The problem is that we form ourselves and our identities in a way that’s interconnected with our ways of coping.  So our ways of coping tend to last.  And criticizing yourself as a way of coping, perhaps even more ruthlessly than the bullies did in the first place, is helpful in the moment and devastatingly harmful in the long run.

The good news is that it can change.  People who are critical with themselves, who even hate themselves, can learn to love themselves and be gentle with themselves.

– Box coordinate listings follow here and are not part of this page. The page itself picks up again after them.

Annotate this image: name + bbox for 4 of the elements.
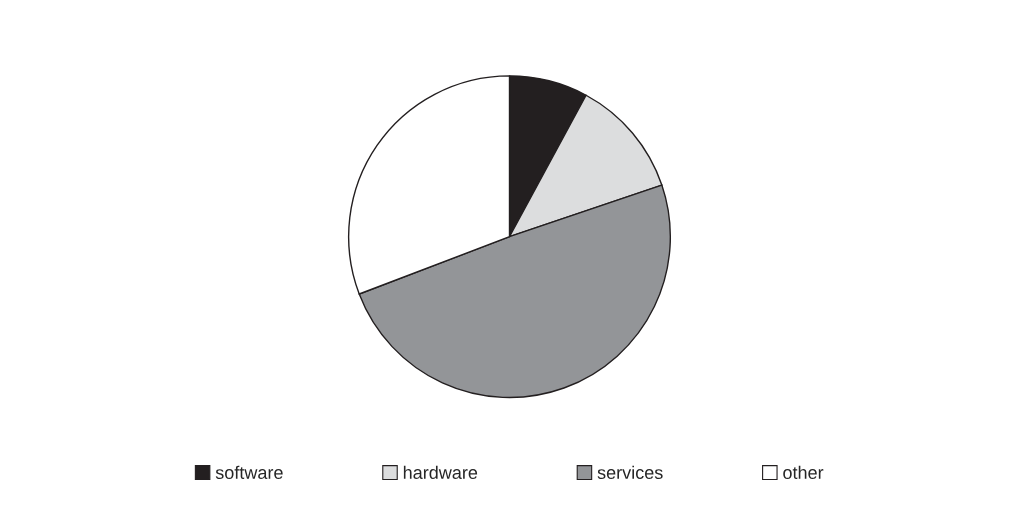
legend-label: services [597, 465, 663, 479]
legend-label: hardware [403, 465, 478, 479]
legend-label: software [215, 465, 283, 479]
legend-label: other [783, 465, 824, 479]
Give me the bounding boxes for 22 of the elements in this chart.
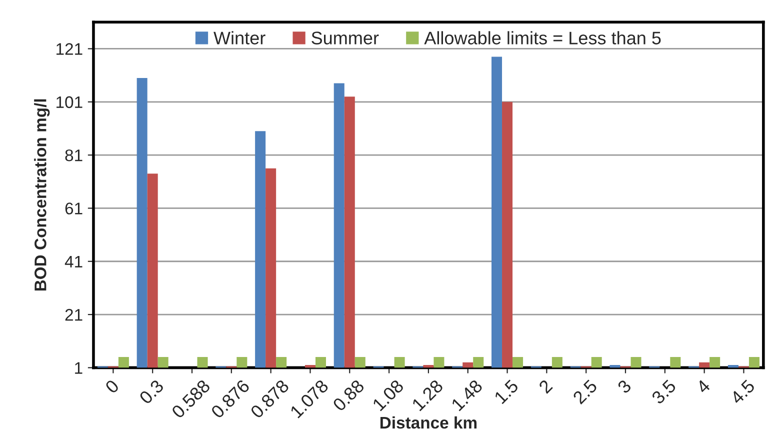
y-tick-label: 1 <box>75 362 82 374</box>
y-tick-label: 41 <box>64 256 82 268</box>
y-tick-label: 61 <box>65 202 82 214</box>
x-tick-label: 2 <box>538 379 553 394</box>
x-tick-label: 0 <box>104 378 120 394</box>
x-tick-label: 4 <box>696 378 711 394</box>
x-tick-label: 3 <box>616 379 632 394</box>
y-tick-label: 81 <box>65 149 82 162</box>
x-tick-label: 1.5 <box>494 379 520 404</box>
legend-label: Winter <box>214 31 266 44</box>
x-tick-label: 2.5 <box>572 378 598 405</box>
x-tick-label: 0.88 <box>332 378 365 412</box>
x-tick-label: 3.5 <box>650 378 677 405</box>
y-axis-title: BOD Concentration mg/l <box>34 99 50 291</box>
x-tick-label: 4.5 <box>730 379 756 405</box>
y-tick-label: 101 <box>56 96 82 108</box>
x-axis-title: Distance km <box>380 416 477 429</box>
x-tick-label: 0.3 <box>138 379 164 405</box>
legend-label: Summer <box>312 32 379 44</box>
y-tick-label: 21 <box>65 308 82 321</box>
legend-label: Allowable limits = Less than 5 <box>424 31 661 44</box>
y-tick-label: 121 <box>56 43 82 55</box>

So this blog entry ended up being more about those who are bullied than about those who bully.  I’ll say this briefly about those who bully.  There are often sad circumstances involved that have taught those who bully that the only two options/roles/ways of being are to be an oppressor or a victim.  Usually they learn this by being the victim or being close to a victim and the only way not to be a victim (when your relationships are organized as theirs are) is to be the oppressor.

One last comment…  I have a friend who is a grade six teacher in one of the Greater Toronto Area boards/regions.  She has been involved with anti-bullying initiatives and training.  The teachers who have taken up this cause are teaching kids that the power to change the situation lies with the bystanders.  (Who often don’t step in for fear of the consequences to themselves).  Kids are now being taught that there is no such thing as a neutral witness and are being encouraged to step in.  I cried when she told me this because I know and care about many clients that would have been saved decades of pain had someone stepped in.  I’m also aware that if a good number of kids really, really get this concept and run with it, it could be a game changer in our culture for generations to come.